I woke up early and read a good bit of the graphic novel about the beats written by Harvey Pekar and others.
A radio interview with Harvey Pekar on public radio in light of his recent passing reminded me I had only partially read this graphic novel.
I went to the 9.30 a.m. traditional service at the First United Methodist Church here in Allen. I arrived five minutes late, just as a young pianist was completing a fine rendition of Chopin's "Nocturne in E Flat Major". I enjoyed singing "Come Thou Fount of Every Blessing", but I sang it so forcefully I began to cough at the end. I must ease up next time and sing more softly, sing in falsetto, or sing a harmony part written to avoid such problems when the range of the song is a bit high for me.
Dr. Alyce McKenzie gave the sermon. She's a profesor of homilectics at Perkins School of Theology, which I believe means she teaches seminarians to give sermons. My wife and I enjoyed a lesson series she gave on the parables last year. Her sermon today was very good. She took as her text the part of 1 Corinthians about how
believers are all members of one body. She had congregation members illustrate the reading with a minor dramatci performance. Her talk discussed the way in which different people come together to form one body of believers. She pointed out people who can feel excluded--returning veterans of war who commit crimes here due to post-traumatic stress, for example, or neglected children, who have not been included, or gay people for whom the church is not welcoming. She urged the congregants to find ways to participate and to avoid exclusion. I love her quietly witty, insightful speaking style.
After her sermon, she was just leading the congregation into a one of those grafted-on new-ritual things which (to my mild non-preference) try to get people to leave their seats and go forward to the front, when an unexpected sadness took place. A member of the congregation noted that the man beside her, whom I believe was her husband, had had a health crisis. She feared he had died. Immediately, calm voices said "dial 911" and someone with a cell phone did call. Other people went to get resuscitation equipment. There were moments of waiting and uncertainty and prayer. Then there were moments when the congregation sang "Amazing Grace". I could not tell what exactly went on, but someone up front said that the person who had had the crisis had responded to the ministrations in some way. The paramedics finally came. While the paramedics worked on the situation on one side aisle, the ministers guided the congregation to the front of the church on the right to touch water in a ritual new to me which was a form of renewal of baptism. The congreation was understandably concerned, prayerful, stunned and living in a kind of pregnant silence. At length, the ministers dismissed us all with a benediction, eschewing the offertory and the postlude. The program said the postlude was to be Beethoven's "Sonata Pathetique".
I do not know the coda. Though some stayed on in the church, I took the dismissal as a dismissal. I drove home. I hope for the best. I was impressed with how the congregation and ministers dealt with things. The experience provided a palpable reminder of mortality.
After stopping by my house, and a lunch at a sandwich place, I drove to Bethany Lakes Park. The park was mostly empty, in light of the extreme afternoon heat.

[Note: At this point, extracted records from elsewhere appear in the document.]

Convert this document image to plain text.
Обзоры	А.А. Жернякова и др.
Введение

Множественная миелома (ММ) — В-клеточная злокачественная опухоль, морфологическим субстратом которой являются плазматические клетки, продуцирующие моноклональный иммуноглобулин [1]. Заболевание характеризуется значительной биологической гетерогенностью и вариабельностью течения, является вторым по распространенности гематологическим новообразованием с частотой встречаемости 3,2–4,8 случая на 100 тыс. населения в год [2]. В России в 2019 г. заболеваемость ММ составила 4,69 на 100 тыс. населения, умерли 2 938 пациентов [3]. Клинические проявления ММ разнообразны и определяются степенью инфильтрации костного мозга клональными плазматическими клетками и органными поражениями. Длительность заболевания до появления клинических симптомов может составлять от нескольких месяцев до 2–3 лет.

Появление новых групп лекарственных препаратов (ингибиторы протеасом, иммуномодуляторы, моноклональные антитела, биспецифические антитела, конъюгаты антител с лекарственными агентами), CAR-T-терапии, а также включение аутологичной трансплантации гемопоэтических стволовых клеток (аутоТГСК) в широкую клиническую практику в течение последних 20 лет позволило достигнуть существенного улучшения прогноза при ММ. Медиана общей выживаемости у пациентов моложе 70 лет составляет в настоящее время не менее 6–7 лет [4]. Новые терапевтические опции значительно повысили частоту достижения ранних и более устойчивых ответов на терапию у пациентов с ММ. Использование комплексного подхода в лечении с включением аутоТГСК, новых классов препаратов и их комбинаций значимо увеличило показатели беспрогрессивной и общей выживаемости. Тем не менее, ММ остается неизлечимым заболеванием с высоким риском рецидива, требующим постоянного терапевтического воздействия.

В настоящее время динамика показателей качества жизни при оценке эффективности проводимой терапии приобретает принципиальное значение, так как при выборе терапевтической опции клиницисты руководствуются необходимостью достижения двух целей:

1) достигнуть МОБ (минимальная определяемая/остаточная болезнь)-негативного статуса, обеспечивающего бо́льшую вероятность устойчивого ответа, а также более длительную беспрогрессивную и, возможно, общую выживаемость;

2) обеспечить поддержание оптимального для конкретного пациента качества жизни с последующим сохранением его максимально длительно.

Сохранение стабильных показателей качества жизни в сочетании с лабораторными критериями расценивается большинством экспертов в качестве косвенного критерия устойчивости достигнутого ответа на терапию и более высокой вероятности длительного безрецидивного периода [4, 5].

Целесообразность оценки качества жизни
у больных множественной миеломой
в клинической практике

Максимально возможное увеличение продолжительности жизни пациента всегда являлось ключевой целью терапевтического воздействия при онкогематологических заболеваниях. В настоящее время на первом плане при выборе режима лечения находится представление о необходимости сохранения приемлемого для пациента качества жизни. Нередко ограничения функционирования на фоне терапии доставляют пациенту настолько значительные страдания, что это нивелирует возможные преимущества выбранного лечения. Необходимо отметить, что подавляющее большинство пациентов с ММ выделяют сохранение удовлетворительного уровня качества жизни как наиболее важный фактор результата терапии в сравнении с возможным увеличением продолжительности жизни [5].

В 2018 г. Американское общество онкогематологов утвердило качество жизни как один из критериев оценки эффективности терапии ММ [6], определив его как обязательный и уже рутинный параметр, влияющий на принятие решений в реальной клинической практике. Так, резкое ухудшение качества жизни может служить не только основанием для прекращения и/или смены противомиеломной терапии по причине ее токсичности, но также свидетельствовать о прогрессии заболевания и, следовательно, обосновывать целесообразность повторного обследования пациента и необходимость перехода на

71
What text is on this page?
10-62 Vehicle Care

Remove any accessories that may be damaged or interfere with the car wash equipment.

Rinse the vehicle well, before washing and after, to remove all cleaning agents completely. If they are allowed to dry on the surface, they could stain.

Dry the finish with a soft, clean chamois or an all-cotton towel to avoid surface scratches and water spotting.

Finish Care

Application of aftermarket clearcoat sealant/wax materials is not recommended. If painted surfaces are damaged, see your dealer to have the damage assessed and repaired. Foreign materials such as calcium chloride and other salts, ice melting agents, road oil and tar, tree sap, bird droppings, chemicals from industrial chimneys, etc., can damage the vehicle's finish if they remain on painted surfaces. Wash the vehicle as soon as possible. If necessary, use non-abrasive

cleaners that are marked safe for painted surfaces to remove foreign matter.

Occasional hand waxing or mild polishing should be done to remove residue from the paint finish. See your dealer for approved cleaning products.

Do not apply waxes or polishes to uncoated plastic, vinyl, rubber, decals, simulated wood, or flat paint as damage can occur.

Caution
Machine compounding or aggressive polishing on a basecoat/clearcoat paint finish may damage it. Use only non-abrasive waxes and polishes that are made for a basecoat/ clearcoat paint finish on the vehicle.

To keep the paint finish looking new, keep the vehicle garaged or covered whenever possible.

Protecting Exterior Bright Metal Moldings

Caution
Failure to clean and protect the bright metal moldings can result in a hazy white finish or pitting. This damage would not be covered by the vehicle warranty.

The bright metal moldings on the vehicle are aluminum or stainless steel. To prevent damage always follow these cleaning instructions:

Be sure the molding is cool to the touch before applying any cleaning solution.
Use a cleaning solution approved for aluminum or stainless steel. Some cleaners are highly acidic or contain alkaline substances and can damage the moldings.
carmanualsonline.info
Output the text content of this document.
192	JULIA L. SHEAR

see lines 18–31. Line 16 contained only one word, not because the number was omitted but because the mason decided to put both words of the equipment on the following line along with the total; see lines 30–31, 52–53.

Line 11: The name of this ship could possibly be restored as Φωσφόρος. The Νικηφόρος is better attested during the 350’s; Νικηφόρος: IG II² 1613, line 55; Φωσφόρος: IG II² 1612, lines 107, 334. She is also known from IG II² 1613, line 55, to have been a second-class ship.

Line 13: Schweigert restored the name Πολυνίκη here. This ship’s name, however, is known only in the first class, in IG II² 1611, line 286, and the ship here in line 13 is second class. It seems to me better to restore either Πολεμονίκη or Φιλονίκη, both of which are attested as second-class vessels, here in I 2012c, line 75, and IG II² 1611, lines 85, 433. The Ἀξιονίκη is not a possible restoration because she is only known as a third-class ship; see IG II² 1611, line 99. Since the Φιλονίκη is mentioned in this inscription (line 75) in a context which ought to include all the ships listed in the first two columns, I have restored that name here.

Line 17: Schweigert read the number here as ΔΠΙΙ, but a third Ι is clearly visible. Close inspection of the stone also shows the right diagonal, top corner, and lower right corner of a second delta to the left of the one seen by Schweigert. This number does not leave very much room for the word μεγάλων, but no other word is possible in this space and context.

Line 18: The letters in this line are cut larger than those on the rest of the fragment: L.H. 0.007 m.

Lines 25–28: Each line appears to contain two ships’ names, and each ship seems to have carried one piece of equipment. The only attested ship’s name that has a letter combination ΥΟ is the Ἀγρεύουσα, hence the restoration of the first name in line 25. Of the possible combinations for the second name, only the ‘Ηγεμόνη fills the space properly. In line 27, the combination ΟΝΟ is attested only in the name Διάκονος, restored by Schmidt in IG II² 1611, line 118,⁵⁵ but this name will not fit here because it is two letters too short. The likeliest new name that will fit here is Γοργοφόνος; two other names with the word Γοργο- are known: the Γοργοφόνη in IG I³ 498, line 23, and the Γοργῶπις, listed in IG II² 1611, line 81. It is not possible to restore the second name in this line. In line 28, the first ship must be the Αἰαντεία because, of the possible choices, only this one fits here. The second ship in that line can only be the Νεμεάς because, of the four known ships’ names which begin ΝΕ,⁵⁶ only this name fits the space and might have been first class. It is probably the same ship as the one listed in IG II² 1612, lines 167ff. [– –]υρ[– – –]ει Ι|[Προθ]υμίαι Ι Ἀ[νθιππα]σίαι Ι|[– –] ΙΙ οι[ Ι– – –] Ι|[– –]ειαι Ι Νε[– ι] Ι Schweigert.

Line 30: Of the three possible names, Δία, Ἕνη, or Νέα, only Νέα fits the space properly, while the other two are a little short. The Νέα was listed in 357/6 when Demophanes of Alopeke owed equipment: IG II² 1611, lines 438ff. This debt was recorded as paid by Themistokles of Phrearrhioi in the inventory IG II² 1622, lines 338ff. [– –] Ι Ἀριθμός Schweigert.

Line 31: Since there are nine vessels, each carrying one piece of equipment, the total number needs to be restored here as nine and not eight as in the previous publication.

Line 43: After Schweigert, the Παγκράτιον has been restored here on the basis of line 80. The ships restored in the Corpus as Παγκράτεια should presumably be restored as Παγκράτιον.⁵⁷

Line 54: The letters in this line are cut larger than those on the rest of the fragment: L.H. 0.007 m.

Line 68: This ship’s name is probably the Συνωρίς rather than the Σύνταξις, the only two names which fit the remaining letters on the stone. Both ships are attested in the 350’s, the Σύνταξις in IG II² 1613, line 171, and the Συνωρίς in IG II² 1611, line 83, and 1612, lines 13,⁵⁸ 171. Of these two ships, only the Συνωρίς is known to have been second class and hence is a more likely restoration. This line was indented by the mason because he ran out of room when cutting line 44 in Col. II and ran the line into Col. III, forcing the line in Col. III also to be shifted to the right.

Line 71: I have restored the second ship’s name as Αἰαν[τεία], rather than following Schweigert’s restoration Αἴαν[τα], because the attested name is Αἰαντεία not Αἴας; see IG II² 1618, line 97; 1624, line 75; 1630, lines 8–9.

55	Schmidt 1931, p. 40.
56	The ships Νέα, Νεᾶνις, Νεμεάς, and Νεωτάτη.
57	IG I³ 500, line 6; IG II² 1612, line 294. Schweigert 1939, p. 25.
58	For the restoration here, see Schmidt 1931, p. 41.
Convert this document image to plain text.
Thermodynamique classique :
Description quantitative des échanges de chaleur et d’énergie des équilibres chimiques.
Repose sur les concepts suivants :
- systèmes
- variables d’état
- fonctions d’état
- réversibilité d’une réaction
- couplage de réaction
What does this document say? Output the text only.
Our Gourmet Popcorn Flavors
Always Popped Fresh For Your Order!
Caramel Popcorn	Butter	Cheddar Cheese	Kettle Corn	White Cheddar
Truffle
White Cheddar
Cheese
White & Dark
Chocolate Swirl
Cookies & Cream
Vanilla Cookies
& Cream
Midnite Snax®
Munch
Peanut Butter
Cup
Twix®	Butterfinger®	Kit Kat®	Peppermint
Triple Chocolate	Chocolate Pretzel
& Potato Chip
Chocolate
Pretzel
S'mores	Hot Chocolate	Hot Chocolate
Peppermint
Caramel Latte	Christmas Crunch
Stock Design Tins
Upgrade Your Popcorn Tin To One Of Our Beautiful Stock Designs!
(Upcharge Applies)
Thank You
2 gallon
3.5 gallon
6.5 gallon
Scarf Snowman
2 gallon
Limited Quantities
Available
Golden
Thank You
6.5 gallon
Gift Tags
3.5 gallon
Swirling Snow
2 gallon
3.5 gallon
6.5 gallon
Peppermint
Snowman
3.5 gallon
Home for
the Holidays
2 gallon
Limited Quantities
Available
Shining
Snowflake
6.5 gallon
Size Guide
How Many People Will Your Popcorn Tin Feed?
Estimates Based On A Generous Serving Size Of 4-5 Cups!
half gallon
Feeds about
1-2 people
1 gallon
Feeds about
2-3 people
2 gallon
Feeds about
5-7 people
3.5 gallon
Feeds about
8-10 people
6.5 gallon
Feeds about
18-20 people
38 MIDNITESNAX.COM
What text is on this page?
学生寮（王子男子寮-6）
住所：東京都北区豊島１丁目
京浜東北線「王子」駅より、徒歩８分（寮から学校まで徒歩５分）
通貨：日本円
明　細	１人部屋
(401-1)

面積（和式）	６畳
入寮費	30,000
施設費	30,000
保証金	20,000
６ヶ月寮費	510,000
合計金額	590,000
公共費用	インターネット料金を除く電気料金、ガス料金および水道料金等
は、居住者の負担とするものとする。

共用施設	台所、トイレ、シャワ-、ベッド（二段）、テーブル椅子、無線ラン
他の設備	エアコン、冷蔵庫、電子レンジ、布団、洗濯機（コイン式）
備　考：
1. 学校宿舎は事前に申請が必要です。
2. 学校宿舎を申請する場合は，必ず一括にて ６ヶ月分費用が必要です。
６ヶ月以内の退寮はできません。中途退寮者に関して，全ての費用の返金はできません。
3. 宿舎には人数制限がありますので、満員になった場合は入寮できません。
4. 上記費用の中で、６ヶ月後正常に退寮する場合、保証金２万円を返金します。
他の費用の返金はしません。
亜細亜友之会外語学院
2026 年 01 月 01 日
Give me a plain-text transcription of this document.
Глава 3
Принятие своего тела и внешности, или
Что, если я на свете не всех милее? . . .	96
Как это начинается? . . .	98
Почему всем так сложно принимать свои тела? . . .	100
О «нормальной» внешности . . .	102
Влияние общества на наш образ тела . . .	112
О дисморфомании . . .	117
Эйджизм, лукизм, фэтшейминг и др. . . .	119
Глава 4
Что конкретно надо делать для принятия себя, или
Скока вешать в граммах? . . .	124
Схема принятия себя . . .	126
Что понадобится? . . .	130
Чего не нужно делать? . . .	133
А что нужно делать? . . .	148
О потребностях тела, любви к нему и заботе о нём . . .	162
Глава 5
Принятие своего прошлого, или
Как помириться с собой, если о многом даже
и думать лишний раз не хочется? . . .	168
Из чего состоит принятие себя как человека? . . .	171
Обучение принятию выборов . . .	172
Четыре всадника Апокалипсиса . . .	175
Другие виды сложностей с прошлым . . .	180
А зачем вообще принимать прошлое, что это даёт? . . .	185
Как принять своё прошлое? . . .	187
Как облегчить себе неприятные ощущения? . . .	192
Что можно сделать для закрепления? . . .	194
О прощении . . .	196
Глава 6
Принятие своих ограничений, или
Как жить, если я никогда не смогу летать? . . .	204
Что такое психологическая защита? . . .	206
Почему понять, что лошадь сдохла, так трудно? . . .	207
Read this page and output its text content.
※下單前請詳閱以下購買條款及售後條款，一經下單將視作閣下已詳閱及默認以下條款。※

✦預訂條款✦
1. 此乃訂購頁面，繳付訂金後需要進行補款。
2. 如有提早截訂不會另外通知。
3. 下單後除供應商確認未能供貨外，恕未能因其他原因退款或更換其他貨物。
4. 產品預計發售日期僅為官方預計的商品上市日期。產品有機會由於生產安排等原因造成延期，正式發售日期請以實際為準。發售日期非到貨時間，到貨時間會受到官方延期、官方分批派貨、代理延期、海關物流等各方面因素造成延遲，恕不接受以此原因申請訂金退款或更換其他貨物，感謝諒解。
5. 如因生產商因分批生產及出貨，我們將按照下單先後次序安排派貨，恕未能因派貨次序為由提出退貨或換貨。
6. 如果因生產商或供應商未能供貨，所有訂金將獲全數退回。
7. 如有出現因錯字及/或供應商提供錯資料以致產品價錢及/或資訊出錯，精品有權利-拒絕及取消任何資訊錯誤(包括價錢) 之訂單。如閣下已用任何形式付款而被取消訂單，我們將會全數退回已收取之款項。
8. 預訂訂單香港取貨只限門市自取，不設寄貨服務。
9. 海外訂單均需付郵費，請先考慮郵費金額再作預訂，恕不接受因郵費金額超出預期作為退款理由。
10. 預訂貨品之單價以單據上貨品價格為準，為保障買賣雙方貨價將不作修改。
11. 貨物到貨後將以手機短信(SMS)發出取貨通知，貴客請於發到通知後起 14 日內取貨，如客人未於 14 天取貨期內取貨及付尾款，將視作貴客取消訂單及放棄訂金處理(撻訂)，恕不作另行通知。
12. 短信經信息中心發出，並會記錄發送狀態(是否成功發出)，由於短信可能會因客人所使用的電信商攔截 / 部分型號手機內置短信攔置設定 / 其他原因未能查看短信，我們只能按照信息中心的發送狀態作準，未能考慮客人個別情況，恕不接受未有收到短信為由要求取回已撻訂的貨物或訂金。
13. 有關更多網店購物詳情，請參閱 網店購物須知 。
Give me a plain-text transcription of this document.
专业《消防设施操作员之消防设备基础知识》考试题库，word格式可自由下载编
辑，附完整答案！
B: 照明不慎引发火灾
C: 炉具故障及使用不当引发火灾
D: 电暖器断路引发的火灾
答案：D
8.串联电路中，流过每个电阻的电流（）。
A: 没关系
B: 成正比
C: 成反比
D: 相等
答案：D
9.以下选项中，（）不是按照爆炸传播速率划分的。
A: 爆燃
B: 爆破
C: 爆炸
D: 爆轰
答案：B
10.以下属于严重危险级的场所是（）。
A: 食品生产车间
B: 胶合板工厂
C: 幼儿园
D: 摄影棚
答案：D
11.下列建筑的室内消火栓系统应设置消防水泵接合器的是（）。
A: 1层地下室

The small lakes at the park gave me chances to watch immature egrets fishing. I also like the color of the water.
I went to Ross Dress for Less to pick up some clothing I needed. I also got a frozen yogurt at Yogolicious. I went home and looked in our back yard. I saw a creature that looked like a moth with a bee-looking body, or a bee with moth wings. I must look up to see which category applies. I paid attention to our dogs.
I rented a pay-per-view of the French movie, Mia Hansen-Løve's "Le pere de mes Enfants" [The father of my children]". I found the film quite poignant and sad--a wonderful film about familial love and adversity. i do not speak French, and had to rely on the subtitles, but nonetheless found the film very nuanced, and found also that the dramatic device employed to foreshadow and tell the story did things just about right.
During the film, I sorted and did laundry. My wife returned home from an afternoon meeting, bearing sushi. A fellow courteously wrote me to say he was using my song "kestrel" in an upcoming on-line video, and asked for how I prefer to have it attributed. I resigned a postal chess game after only 20ish moves, after going badly astray playing the black side of a modern Steinitz. I wonder still about the health of the poor fellow this morning, and of his worried wife--and feel a little melancholy.